Reputation: 31
I want to use some Maven repository JAR files in my Spark session so I am creating the session with 'spark.jars.packages' which would automatically download the JARs. This is not working as expected as I am having the Session config correctly configured (('spark.jars.packages', 'net.snowflake:snowflake-jdbc:3.13.6,net.snowflake:spark-snowflake_2.12:2.9.0-spark_3.1'),
).
But I still have the error: "Failed to find data source: net.snowflake.spark.snowflake.
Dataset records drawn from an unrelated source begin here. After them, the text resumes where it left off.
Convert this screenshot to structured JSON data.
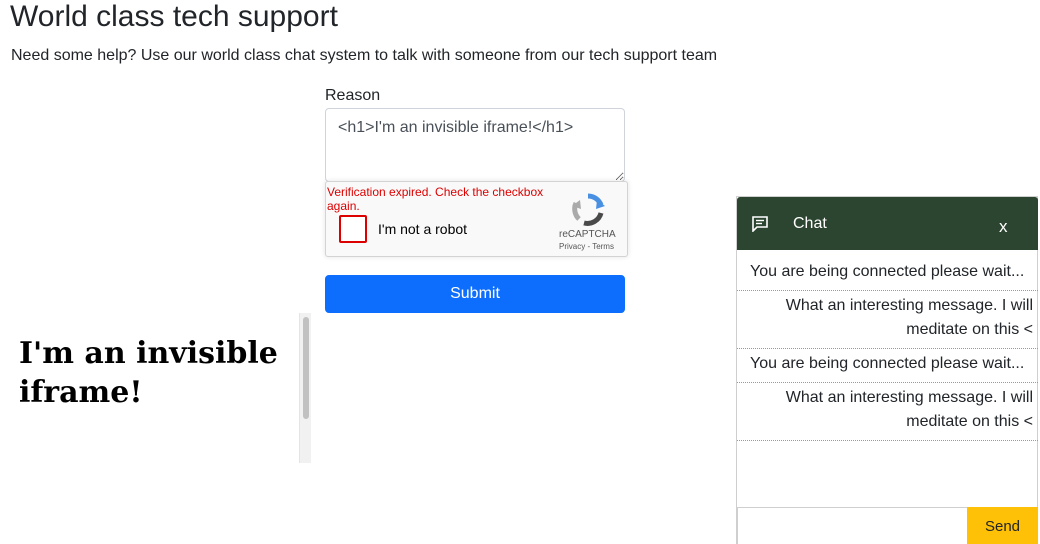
{
  "page": {
    "title": "World class tech support",
    "subtitle": "Need some help? Use our world class chat system to talk with someone from our tech support team"
  },
  "form": {
    "reason_label": "Reason",
    "reason_value": "<h1>I'm an invisible iframe!</h1>",
    "submit_label": "Submit"
  },
  "recaptcha": {
    "error_text": "Verification expired. Check the checkbox again.",
    "checkbox_label": "I'm not a robot",
    "brand": "reCAPTCHA",
    "links": "Privacy - Terms",
    "checked": false
  },
  "iframe": {
    "heading": "I'm an invisible iframe!"
  },
  "chat": {
    "title": "Chat",
    "close_label": "x",
    "messages": [
      {
        "text": "You are being connected please wait...",
        "side": "left"
      },
      {
        "text": "What an interesting message. I will meditate on this <",
        "side": "right"
      },
      {
        "text": "You are being connected please wait...",
        "side": "left"
      },
      {
        "text": "What an interesting message. I will meditate on this <",
        "side": "right"
      }
    ],
    "input_value": "",
    "send_label": "Send"
  },
  "colors": {
    "primary_button": "#0d6efd",
    "chat_header": "#2b4530",
    "send_button": "#ffc107",
    "error": "#dd0000"
  },
  "icons": {
    "chat_header_icon": "chat-bubble-icon",
    "recaptcha_logo": "recaptcha-logo-icon"
  }
}
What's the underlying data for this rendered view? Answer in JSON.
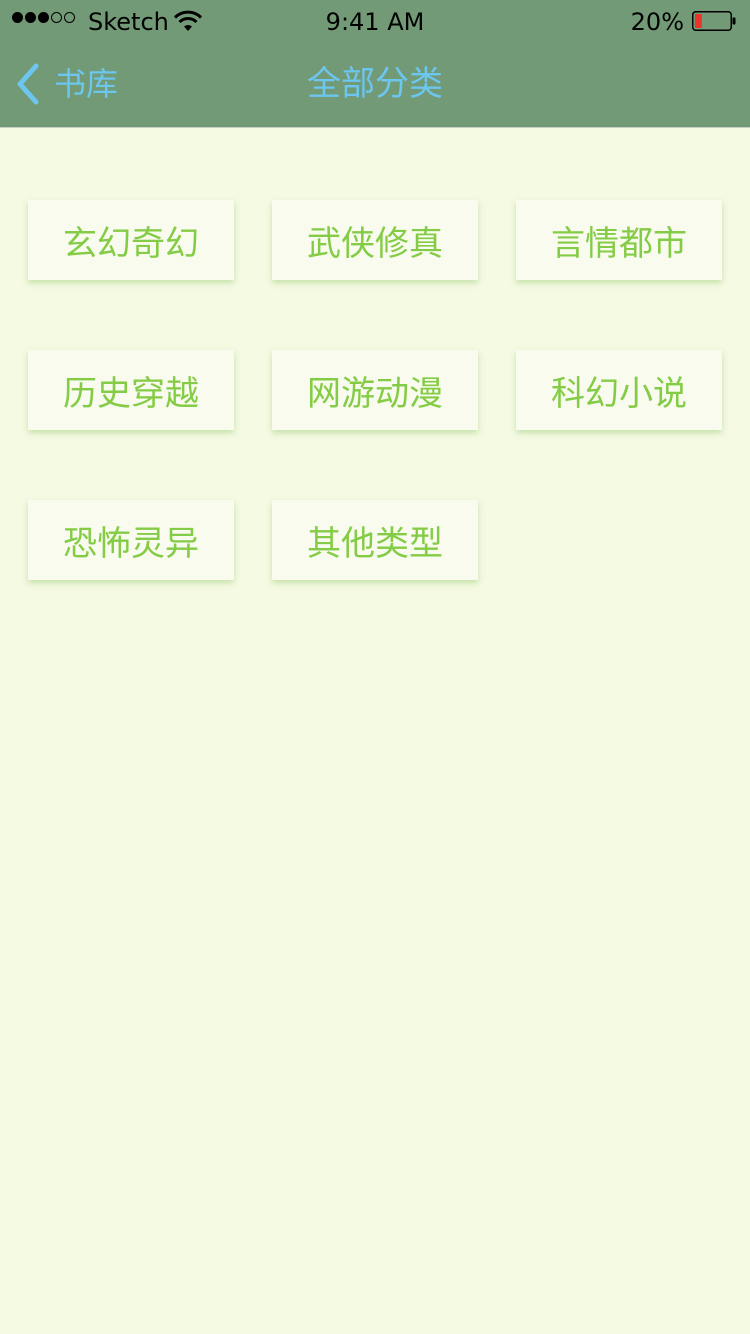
{
  "status_bar": {
    "carrier": "Sketch",
    "time": "9:41 AM",
    "battery_percent": "20%",
    "battery_level": 0.2,
    "signal_bars": 3,
    "signal_total": 5
  },
  "nav": {
    "back_label": "书库",
    "title": "全部分类",
    "back_icon": "chevron-left-icon"
  },
  "categories": [
    "玄幻奇幻",
    "武侠修真",
    "言情都市",
    "历史穿越",
    "网游动漫",
    "科幻小说",
    "恐怖灵异",
    "其他类型"
  ],
  "colors": {
    "header_bg": "#729a77",
    "page_bg": "#f5fae3",
    "nav_text": "#6cc6ee",
    "category_text": "#84cc45",
    "battery_low": "#e8342b"
  }
}
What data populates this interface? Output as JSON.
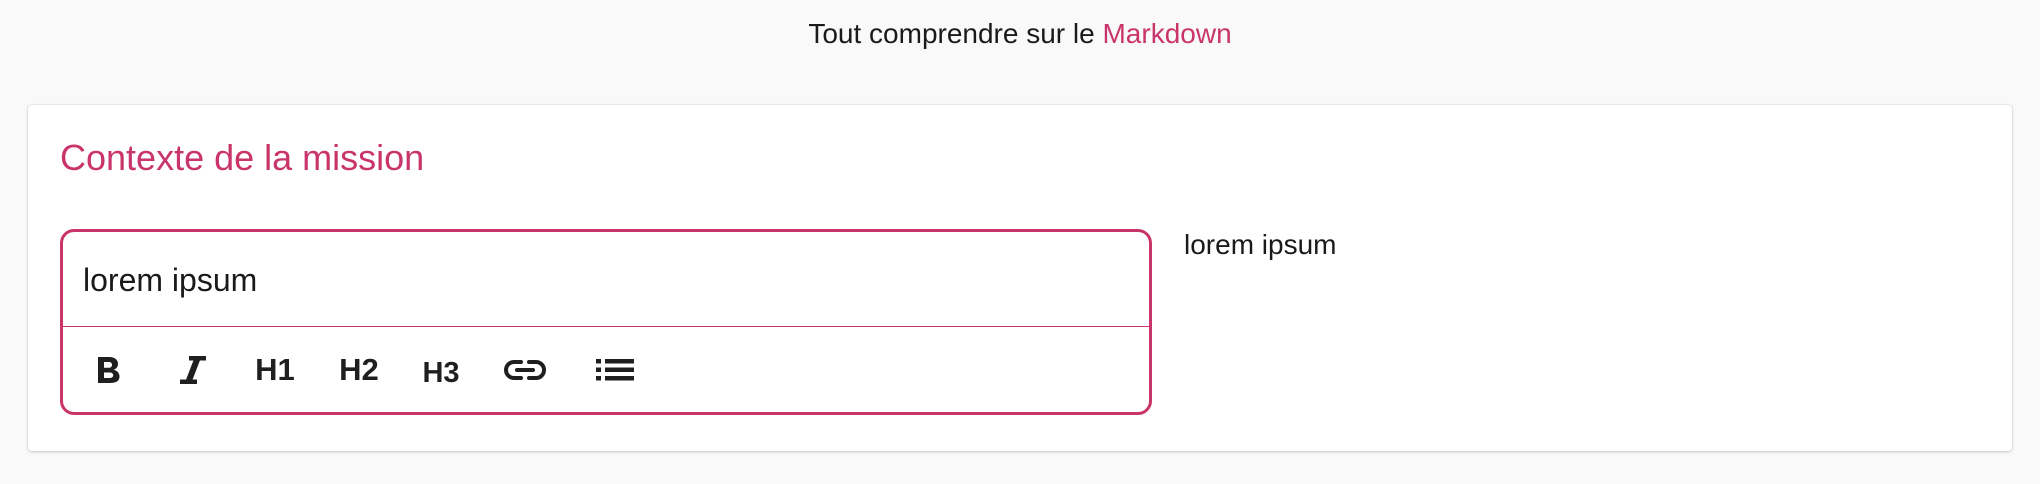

Please find packages at https://spark.apache.org/third-party-projects.html" which would be solved if I upload the JARs manually.
I am using Glue v4.
If I update the JARs manually it is working I need them to download automatically.
What can I try next?
Upvotes: 2
Views: 1103
Reputation: 31
Glue doesn't allow dynamic loading of packages using "spark.jars.packages".
To add dependencies need to use the magics %additional_python_modules and %extra_jars In the case of Python you can reference directly to pip modules but in the case of the jars, it doesn't accept maven coordinates, unfortunately, you need to get the jars, put then on s3 and then reference then using %extra_jars.
Upvotes: 0
Reputation: 2468
The following code works for me. Copy this code in your script and rerun. Mostly issue would be with maven coordinates not provided correctly.
Example code :
from pyspark import SQLContext
from pyspark.sql.functions import *
import pyspark.sql.functions as F
packages_so = 'net.snowflake:snowflake-jdbc:3.13.6,net.snowflake:spark-snowflake_2.12:2.9.0-spark_3.1'
repository = "https://repo1.maven.org/maven2"
spark = SparkSession \
.builder \
.config("spark.jars.packages", packages_so) \
.config("spark.jars.repositories", repository) \
.getOrCreate()
sc = spark.sparkContext
sqlContext = SQLContext(sc)
Upvotes: 0